Together with nutritional therapy, physical activity and psychological support are fundamental. In fact, once out of the hospitalization the patient is exposed daily to an obesogenic environment: the use of cars, lifts and escalators do not favor movement and the increased hours of sedentary work also do not improve the state of health [22]; epidemiological studies on working conditions have shown an association between sedentary work and a higher BMI [23]. In addition, the continuous proposal of palatable but ultra-processed, caloric, full of sugar, salt and fat foods greatly increase the energy intake, leading to a rapid weight gain [24].

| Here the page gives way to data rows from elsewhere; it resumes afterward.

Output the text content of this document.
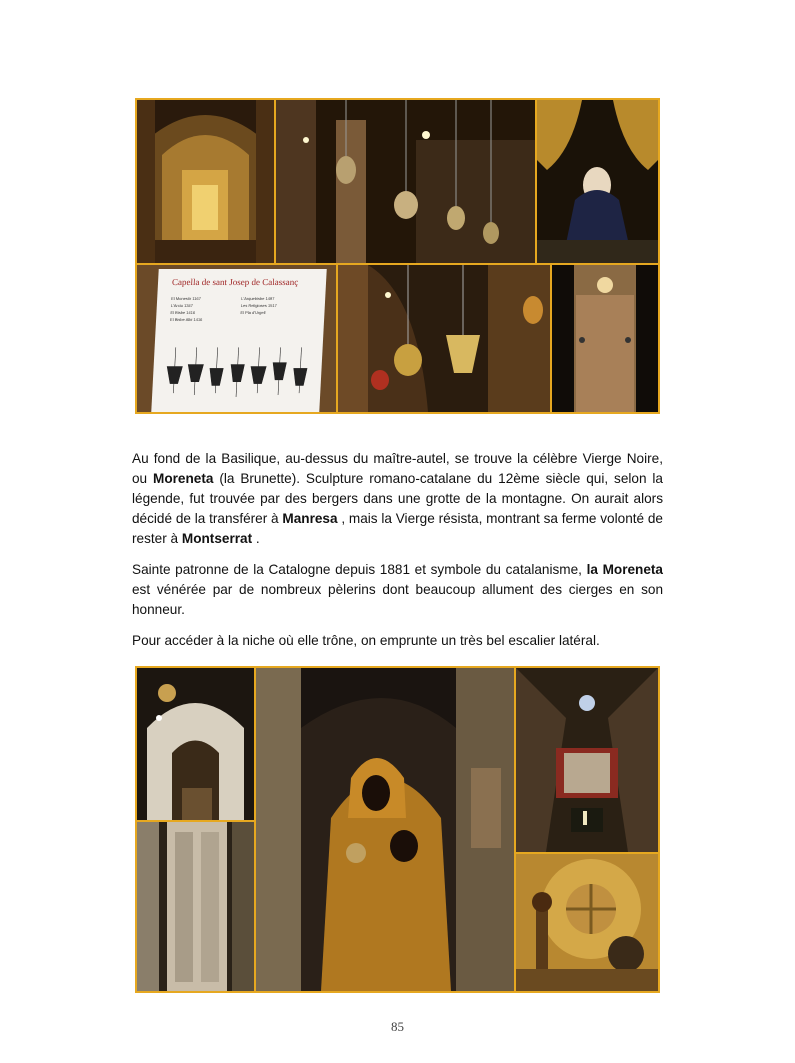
Capella de sant Josep de Calassanç
El Monestir 1167
L'Arxiu 1347
El Bisbe 1416
El Bisbe Albi 1416
L'Arquebisbe 1497
Les Religioses 1517
El Pla d'Urgell

Au fond de la Basilique, au-dessus du maître-autel, se trouve la célèbre Vierge Noire, ou Moreneta (la Brunette). Sculpture romano-catalane du 12ème siècle qui, selon la légende, fut trouvée par des bergers dans une grotte de la montagne. On aurait alors décidé de la transférer à Manresa , mais la Vierge résista, montrant sa ferme volonté de rester à Montserrat .

Sainte patronne de la Catalogne depuis 1881 et symbole du catalanisme, la Moreneta est vénérée par de nombreux pèlerins dont beaucoup allument des cierges en son honneur.

Pour accéder à la niche où elle trône, on emprunte un très bel escalier latéral.

85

For this reason, the objectives of the hospitalization should be multidimensional: nutritional, of physical activity and psychological. The obese patient should set himself realistic weight goals to avoid dissatisfaction and abandonment of diet therapy [25]. The type of diet applied appears, from the analyzed data, to be less relevant than the setting of CBT or ECT, which are fundamental for the constant maintenance of weight loss even in follow up phase. The results obtained, also shows a lower average of weight loss in longer hospitalization and this is probably due to the fact that in the first weeks the weight loss is faster. In addition, it is possible that in the 21-week studies in which patients practiced physical activity, body composition changed in favor of lean mass, but this data is not available.

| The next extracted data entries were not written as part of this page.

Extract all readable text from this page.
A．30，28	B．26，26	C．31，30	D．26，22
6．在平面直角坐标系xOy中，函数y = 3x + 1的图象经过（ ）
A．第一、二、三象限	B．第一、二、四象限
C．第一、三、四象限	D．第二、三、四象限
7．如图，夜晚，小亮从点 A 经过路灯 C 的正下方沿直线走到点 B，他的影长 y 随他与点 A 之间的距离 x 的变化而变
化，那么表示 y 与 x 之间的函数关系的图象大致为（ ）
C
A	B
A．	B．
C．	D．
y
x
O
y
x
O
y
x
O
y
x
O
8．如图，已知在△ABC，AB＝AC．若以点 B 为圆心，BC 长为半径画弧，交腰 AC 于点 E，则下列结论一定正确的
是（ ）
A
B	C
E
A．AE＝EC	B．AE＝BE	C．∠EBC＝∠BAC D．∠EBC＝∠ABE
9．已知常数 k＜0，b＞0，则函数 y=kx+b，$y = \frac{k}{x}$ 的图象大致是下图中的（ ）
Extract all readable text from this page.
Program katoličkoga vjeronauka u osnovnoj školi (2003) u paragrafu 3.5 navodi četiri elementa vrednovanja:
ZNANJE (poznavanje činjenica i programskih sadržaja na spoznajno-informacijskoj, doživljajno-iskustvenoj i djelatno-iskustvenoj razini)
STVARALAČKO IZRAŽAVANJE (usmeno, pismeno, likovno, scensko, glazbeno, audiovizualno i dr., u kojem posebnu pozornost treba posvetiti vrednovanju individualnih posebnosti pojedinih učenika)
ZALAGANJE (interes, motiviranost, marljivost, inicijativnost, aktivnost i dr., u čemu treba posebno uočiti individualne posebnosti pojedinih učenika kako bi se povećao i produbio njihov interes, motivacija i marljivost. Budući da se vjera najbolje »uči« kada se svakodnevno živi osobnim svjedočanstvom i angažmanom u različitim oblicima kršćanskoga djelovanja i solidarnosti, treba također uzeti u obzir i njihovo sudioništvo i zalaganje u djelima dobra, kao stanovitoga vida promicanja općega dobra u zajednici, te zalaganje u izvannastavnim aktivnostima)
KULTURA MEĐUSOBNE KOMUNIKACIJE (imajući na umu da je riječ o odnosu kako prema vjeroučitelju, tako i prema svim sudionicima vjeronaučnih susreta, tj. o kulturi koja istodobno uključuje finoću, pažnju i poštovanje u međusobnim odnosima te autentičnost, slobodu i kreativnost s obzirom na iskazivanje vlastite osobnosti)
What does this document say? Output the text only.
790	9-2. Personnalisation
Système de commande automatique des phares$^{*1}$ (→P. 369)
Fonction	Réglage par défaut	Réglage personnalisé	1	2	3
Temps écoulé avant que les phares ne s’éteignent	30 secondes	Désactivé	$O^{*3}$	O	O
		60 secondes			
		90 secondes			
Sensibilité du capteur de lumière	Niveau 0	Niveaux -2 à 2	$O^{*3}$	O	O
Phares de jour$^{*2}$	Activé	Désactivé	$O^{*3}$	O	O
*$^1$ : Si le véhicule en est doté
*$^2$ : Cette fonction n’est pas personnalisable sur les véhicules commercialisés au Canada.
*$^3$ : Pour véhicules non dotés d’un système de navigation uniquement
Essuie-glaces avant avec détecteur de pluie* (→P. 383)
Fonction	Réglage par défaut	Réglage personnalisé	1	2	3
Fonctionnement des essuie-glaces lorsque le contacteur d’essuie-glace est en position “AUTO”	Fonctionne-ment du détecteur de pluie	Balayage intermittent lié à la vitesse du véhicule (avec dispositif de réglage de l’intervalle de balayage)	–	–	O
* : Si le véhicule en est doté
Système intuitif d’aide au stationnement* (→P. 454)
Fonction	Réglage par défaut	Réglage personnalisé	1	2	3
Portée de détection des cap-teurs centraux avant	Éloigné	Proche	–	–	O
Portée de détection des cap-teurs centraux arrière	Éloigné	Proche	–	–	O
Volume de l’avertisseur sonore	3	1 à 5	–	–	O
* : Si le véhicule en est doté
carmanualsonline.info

The maintenance of weight loss is not only not related to the type of diet therapy set, but, according to Björvel, it is more likely to occur if a first phase of hospitalization is carried out and if, after this first phase, continuous treatment is carried out in the outpatient phase [26]. The hospitalization is useful for decreasing body weight and cardiovascular risk factors. In the outpatient phase, for a continuous and durable weight loss, psychological support and constant contact with the patient is important to maintain results in the long term [16].

The present meta-analysis has several limitations. Firstly, the studies considered have different follow-up lengths and are not all randomized clinical trial studies. The heterogenicity in the design of the study represent a critical issue, but also a great start point, since this meta-analysis represent the sum of inpatient and outpatient phase for a comparison.

Conclusions

The results of this meta-analysis showed that an impatient treatment at the beginning of any obesity program is significantly better than only outpatients treatment.

Specifically, the subjects underwent a short hospitalization had greater benefit, compared to those who were hospitalized for a long time.